Progress Update Q1 2019

First ever post on progress update! Since I have only kind of get the blog going in 2019, I will kick it off with an update on my progress towards FI in quarter one of this year.

Target Savings Rate: c. 70% of disposable income
Target Increase in Capital: +$18,000


  • Expenses are recognised as it is incurred
  • Change in capital figure includes disposable income components (i.e. salary, interests, dividends and side incomes) and gain(loss) in capital from investing activities

Savings Rate Update

Quarter 1 2019 Savings

Good start to 2019 so far! However, I am expecting a pick up in spending in quarter two given a planned trip overseas in May. Flight ticket has been recorded as expense in previous quarter, when booking was made, which should help mitigate noticeable drop in savings rate.

I do not actually run a rigid budget where I allocate a fixed number on the amount of money I can spend. Rather, I track my spending loosely against my targeted savings rate. This degree of flexibility will allow me to validate, over the long term, whether my targeted disposable income based on SWR (Safe Withdrawal Rate) I have in mind, is sustainable to live the lifestyle I wanted to life once I am FIREd.

Net Worth Update

Markets has bounced back strongly in Q1 2019, following global sell-off in risk assets in Q4 2018. The findings of the Royal Commission into the financial sector has been received well the markets which have helped the recovery in bank stocks/debt that I am currently holding in my portfolio. Coupled with numerous stocks paying dividends during the quarter, they have helped the capital grow in a healthy way, exceeding target set. The capital has grown by +$22,368.62 in Q1 2019.

Quarter 1 2019 Asset Allocations Profile

Closing Remarks

I have been quite satisfied with how everything is going for this quarter. Managed to squeeze solid saving rates throughout the quarter while the equity portfolio has been recovering satisfactorily following a dismal Q4 2018 performance. I realised that I should have deployed more cash early in the quarter given how strong the markets had rallied. Hindsight is always 20-20 thou!

At current valuations, many of the developed markets looked fully valued as plenty of indices are getting closer to their all-time highs. Inverted yield-curve has always been a concern, but given we are living in an era of unprecedented Quantitative Easing, you would start to question the predictive power of the Yield Curve given past recessions predicted by the yield curve was not happening during time of easy/cheap money.

In the meantime, given the correction in the property market, running an overweight position in direct Mortgage Loan, which returns 7%+ p.a. might not be a bad idea in trying to achieve acceptable risk-adjusted returns, with lower property valuation allowing investors to cherry pick loan with reasonable LVR and sound collateral. I think I might write about this in my next post actually! As this is an option that not many people know that existed to retail investors.

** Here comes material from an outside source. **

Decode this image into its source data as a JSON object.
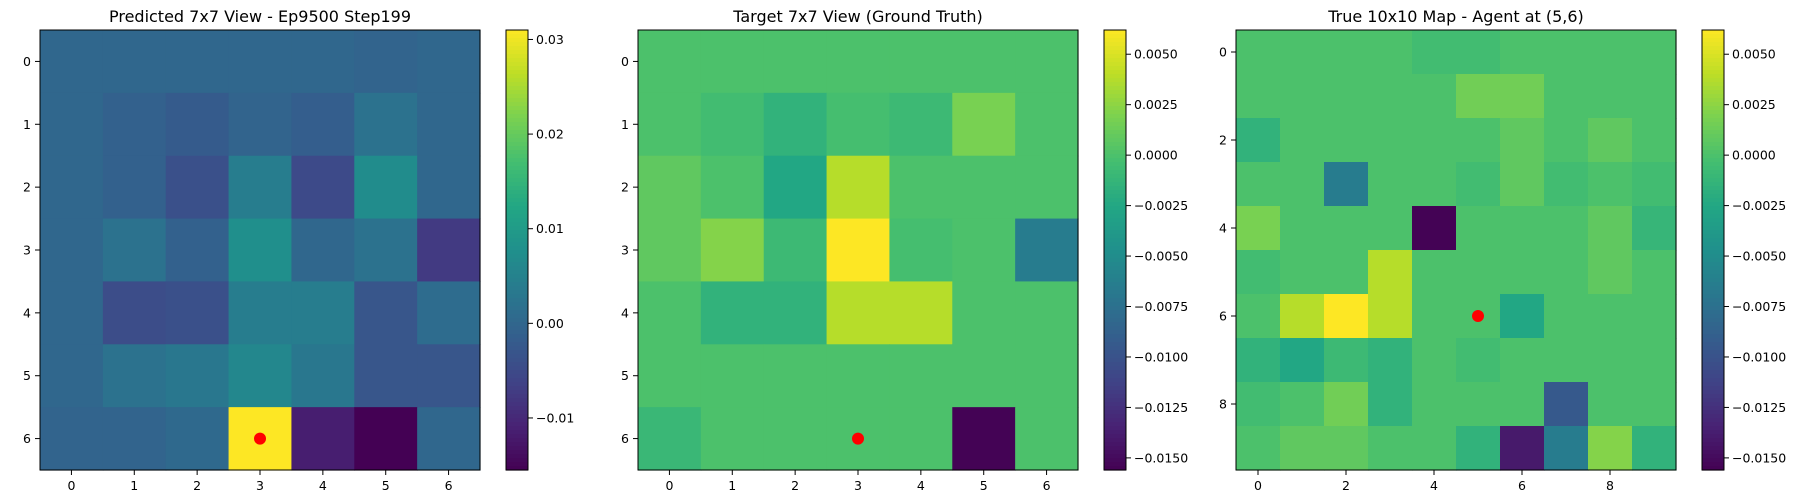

  1. Great work on the savings rate! A 75+% savings rate is nothing to be sneezed at.

    I don’t really understand what you’re trying to say in the last paragraph though – are you referring to a way to obtain lower rates on an investment loan, or a way to increase investment yield?

    1. lunchpenny
      May 12, 2019

      Hi Ms Fire Mum, thank you for passing by and sorry for the late reply! Things have been very busy on the personal front.

      I think I will write about this in more details in my next post. However, Direct Mortgage Loan is a form of alternative investment where you become the banker.

      Typically what happen is a borrower/investor would go to a non-bank lender (such as La Trobe Financial) to get financing. In a normal circumstances, the non-bank lender will then write a loan and fund it from their balance sheet or most likely via a mortgage warehousing facility with one of the big 4 banks/big international investment banks.

      Now, as an alternative source of funding, La Trobe Financial actually then sell some of these loans directly to investors. They will then just take a management fees out of it. For example, John Doe borrowed at 9% from La Trobe Financial for a quick bridging loan, La Trobe then will sell this loan to investors at 7.75% (as an example, taking the 1.25% difference as management fee). This is an alternative form of investments which is totally unrelated to the share market and with the correct amount of weighting, this will reduce the volatility of returns in your portfolio (as they are fixed payment).

      Please let me know if you have more questions. Hopefully the above is not too confusing. But I promise I’ll come up with an article about this.